Brain Filing Cabinet
The brain filing cabinet is where we store things we will want to access later.  We take things from our brain table and do something to it in order to store it in the filing cabinet.  We might organize it, we might chunk it into smaller bits of information, we might group it with like information.  We might color code it, use mnemonic devices, or put it into a more accessible format.  The key to this though, is our ability to retrieve the information once is it there.  You must be able to access the information you put there for immediate use.  This is where you store things you actually learn.  The way you do that is not specific, but is must include USING the information and structuring it in a way that makes it accessible to you.

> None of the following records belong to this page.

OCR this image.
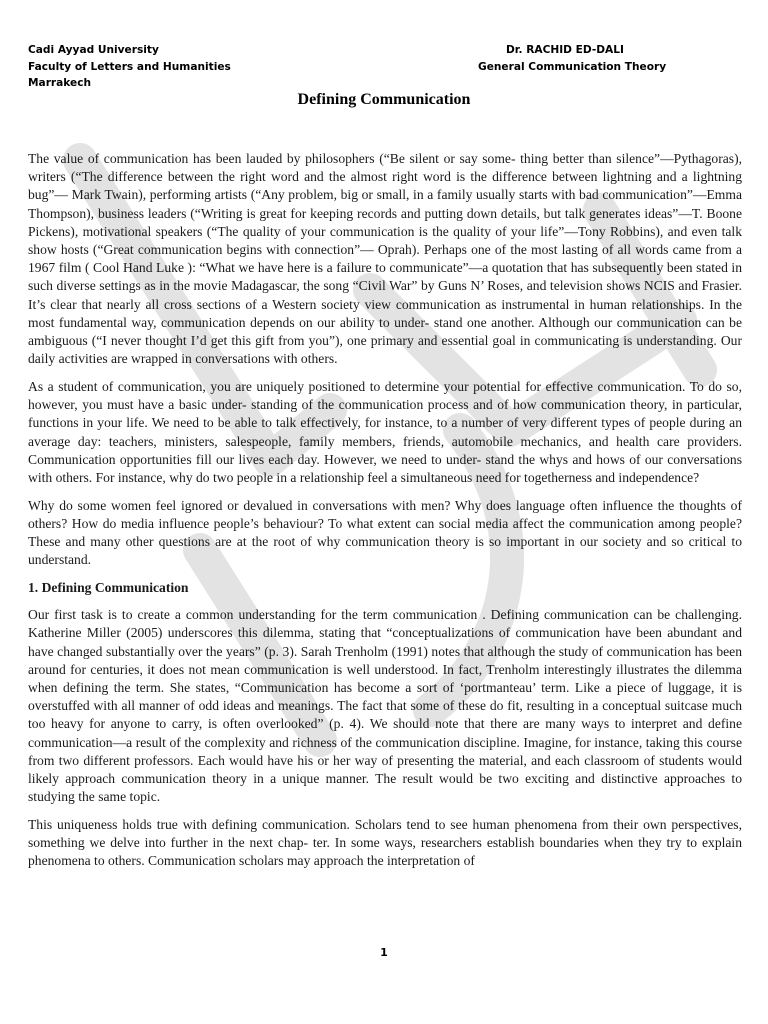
Cadi Ayyad University
Faculty of Letters and Humanities
Marrakech
Dr. RACHID ED-DALI
General Communication Theory
Defining Communication

The value of communication has been lauded by philosophers (“Be silent or say some- thing better than silence”—Pythagoras), writers (“The difference between the right word and the almost right word is the difference between lightning and a lightning bug”— Mark Twain), performing artists (“Any problem, big or small, in a family usually starts with bad communication”—Emma Thompson), business leaders (“Writing is great for keeping records and putting down details, but talk generates ideas”—T. Boone Pickens), motivational speakers (“The quality of your communication is the quality of your life”—Tony Robbins), and even talk show hosts (“Great communication begins with connection”— Oprah). Perhaps one of the most lasting of all words came from a 1967 film ( Cool Hand Luke ): “What we have here is a failure to communicate”—a quotation that has subsequently been stated in such diverse settings as in the movie Madagascar, the song “Civil War” by Guns N’ Roses, and television shows NCIS and Frasier. It’s clear that nearly all cross sections of a Western society view communication as instrumental in human relationships. In the most fundamental way, communication depends on our ability to under- stand one another. Although our communication can be ambiguous (“I never thought I’d get this gift from you”), one primary and essential goal in communicating is understanding. Our daily activities are wrapped in conversations with others.

As a student of communication, you are uniquely positioned to determine your potential for effective communication. To do so, however, you must have a basic under- standing of the communication process and of how communication theory, in particular, functions in your life. We need to be able to talk effectively, for instance, to a number of very different types of people during an average day: teachers, ministers, salespeople, family members, friends, automobile mechanics, and health care providers. Communication opportunities fill our lives each day. However, we need to under- stand the whys and hows of our conversations with others. For instance, why do two people in a relationship feel a simultaneous need for togetherness and independence?

Why do some women feel ignored or devalued in conversations with men? Why does language often influence the thoughts of others? How do media influence people’s behaviour? To what extent can social media affect the communication among people? These and many other questions are at the root of why communication theory is so important in our society and so critical to understand.

1. Defining Communication

Our first task is to create a common understanding for the term communication . Defining communication can be challenging. Katherine Miller (2005) underscores this dilemma, stating that “conceptualizations of communication have been abundant and have changed substantially over the years” (p. 3). Sarah Trenholm (1991) notes that although the study of communication has been around for centuries, it does not mean communication is well understood. In fact, Trenholm interestingly illustrates the dilemma when defining the term. She states, “Communication has become a sort of ‘portmanteau’ term. Like a piece of luggage, it is overstuffed with all manner of odd ideas and meanings. The fact that some of these do fit, resulting in a conceptual suitcase much too heavy for anyone to carry, is often overlooked” (p. 4). We should note that there are many ways to interpret and define communication—a result of the complexity and richness of the communication discipline. Imagine, for instance, taking this course from two different professors. Each would have his or her way of presenting the material, and each classroom of students would likely approach communication theory in a unique manner. The result would be two exciting and distinctive approaches to studying the same topic.

This uniqueness holds true with defining communication. Scholars tend to see human phenomena from their own perspectives, something we delve into further in the next chap- ter. In some ways, researchers establish boundaries when they try to explain phenomena to others. Communication scholars may approach the interpretation of

1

My goal is make this filing cabinet full, organized, and accessible.  Yes, I want it accessible for the state tests. More than that though, I want it accessible for anything the students want to do.  I want them to have the ability to use what they know when they need it.  In the short term, that will be on state assessments.  In the long term, that may be for future classes, getting jobs, making life choices.  I can't ignore the usefulness of a nice brain table, but my job is the get that filing cabinet all set up.

When I read articles about how kids learn, or how they don't learn I pause a little in my raucous story-telling. The tone of some articles scoff at my Brain Table.  I have not yet had the opportunity to conduct formal peer-reviewed research on my theory, but explaining memory, studying, and accessing information using this analogy is successful.  I only have anecdotal evidence that it works. I may be struck down for saying this, but anecdotal evidence means something to me, and I will continue to use it as long as it works.

All of this is in my Brain Filing Cabinet.  Trouble is, I don't know where I got it originally.  It is filed correctly in there, but has no reference section.  Thank you to whoever or wherever this came from.  Even if it was just the idea fairies.